The move would affect 13,000 Medicare beneficiaries who are covered through Humana, a large Kentucky-based health insurer that has a significant presence in Minnesota.
Bloomington-based HealthPartners says these patients will need to either change health plans or pay more out-of-pocket in 2024 to see its network of doctors.
HealthPartners is alerting its patients of the change in letters being sent out this month.
"Beginning January 1, our hospitals and clinics will no longer be in the Humana Medicare Advantage network," HealthPartners said in a statement to the Star Tribune. "With many other good Medicare Advantage options available, we're committed to helping our patients ease the transition."
A spokesman for Humana said the health insurer remains open to further discussions with HealthPartners and hopes to reach a new agreement before next year.
"At the same time, we must ensure the health care systems and physicians we contract with provide quality, cost-effective care to keep health coverage and out-of-pocket costs as affordable as possible for our health plan members," Humana said in a statement to the Star Tribune.
Three years ago, Humana's health plans for seniors also lost Minneapolis-based M Health Fairview and St. Cloud-based CentraCare from their in-network options.
Network disputes between health plans and health care providers occur occasionally and often get resolved without disruption for patients. There wasn't a resolution in 2020, however, after the Star Tribune first reported on earlier contract disputes with Humana; representatives for CentraCare and M Health Fairview said this week their health systems remain out-of-network with Medicare Advantage plans from Humana.
The open enrollment period for seniors to join, drop or switch to another Medicare Advantage plan typically starts in mid-October.
"If you have a Humana insurance plan, there's nothing you need to do right now," HealthPartners says in the letter being sent to patients. "But as you consider your Medicare needs for 2024, we want to provide some resources to help you explore health plan options that would continue to allow you to receive in-network care from us."
HealthPartners operates Regions Hospital in St. Paul, Methodist Hospital in St. Louis Park and the Park Nicollet network of clinics.
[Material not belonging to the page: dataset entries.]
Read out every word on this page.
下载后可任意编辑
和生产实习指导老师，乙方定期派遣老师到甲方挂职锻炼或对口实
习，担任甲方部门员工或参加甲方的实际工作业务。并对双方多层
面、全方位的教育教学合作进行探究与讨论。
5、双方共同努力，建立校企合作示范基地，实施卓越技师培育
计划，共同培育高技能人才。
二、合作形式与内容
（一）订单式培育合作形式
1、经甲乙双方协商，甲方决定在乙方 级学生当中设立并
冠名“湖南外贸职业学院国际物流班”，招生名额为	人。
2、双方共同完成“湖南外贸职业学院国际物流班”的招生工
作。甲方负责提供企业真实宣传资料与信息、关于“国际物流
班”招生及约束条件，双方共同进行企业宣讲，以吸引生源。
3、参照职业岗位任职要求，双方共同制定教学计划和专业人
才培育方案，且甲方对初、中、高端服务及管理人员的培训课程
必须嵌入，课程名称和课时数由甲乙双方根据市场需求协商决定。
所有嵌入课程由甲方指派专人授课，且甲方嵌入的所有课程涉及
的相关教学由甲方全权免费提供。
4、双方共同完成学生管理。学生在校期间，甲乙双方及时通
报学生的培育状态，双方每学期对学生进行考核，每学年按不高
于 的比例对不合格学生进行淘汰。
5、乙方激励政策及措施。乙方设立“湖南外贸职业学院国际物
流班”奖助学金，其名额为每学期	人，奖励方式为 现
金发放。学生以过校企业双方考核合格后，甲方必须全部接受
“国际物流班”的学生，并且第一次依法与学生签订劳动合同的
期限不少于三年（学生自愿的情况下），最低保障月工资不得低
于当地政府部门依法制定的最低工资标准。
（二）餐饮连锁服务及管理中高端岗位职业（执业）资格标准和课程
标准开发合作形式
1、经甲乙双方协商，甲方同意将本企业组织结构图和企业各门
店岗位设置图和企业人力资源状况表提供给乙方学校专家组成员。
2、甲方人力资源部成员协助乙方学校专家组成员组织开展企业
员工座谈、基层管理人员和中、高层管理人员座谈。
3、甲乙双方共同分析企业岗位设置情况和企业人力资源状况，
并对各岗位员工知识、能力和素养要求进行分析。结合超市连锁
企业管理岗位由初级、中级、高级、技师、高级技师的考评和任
The nonprofit also runs a large health insurance business that includes Medicare Advantage health plans.
Advantage plans are a newer form of Medicare coverage, where beneficiaries opt to receive their government benefits through a private managed-care company. Whereas almost all doctors and hospitals are part of original Medicare, the Advantage plans have limited networks of doctors and hospitals that agree to provide care for the lowest out-of-pocket cost.
These network rules effectively limit choices for enrollees if they can't afford the higher fees with out-of-network care. And network providers can change from year to year, potentially prompting seniors to make changes.
The trade-off is that monthly premiums with Medicare Advantage plans typically are significantly less than with Medicare Supplement policies, which often are called "Medigap" because they help fill gaps in coverage with original Medicare.
In Minnesota and across the country, a growing number of seniors have been opting for Medicare Advantage.
These health plans typically offer extra benefits, such as for vision, hearing and dental services, and offer the chance for lower out-of-pocket spending than for seniors with original Medicare who don't also purchase a Medigap supplement. Advantage plans bundle together medical benefits with Part D drug coverage, whereas people in original Medicare buy stand-alone plans for medication benefits.
Trade-offs with Medicare Advantage go beyond network limitations. While people every year can shop different Advantage plans or move back into original Medicare, they might not be able to purchase a Medicare Supplement depending on their health status.
In addition, the California-based health policy group KFF reported last month that "Medicare Advantage plans typically use tools to manage utilization and costs that may limit access to care, such as prior authorization requirements and referrals for specialists and mental health providers."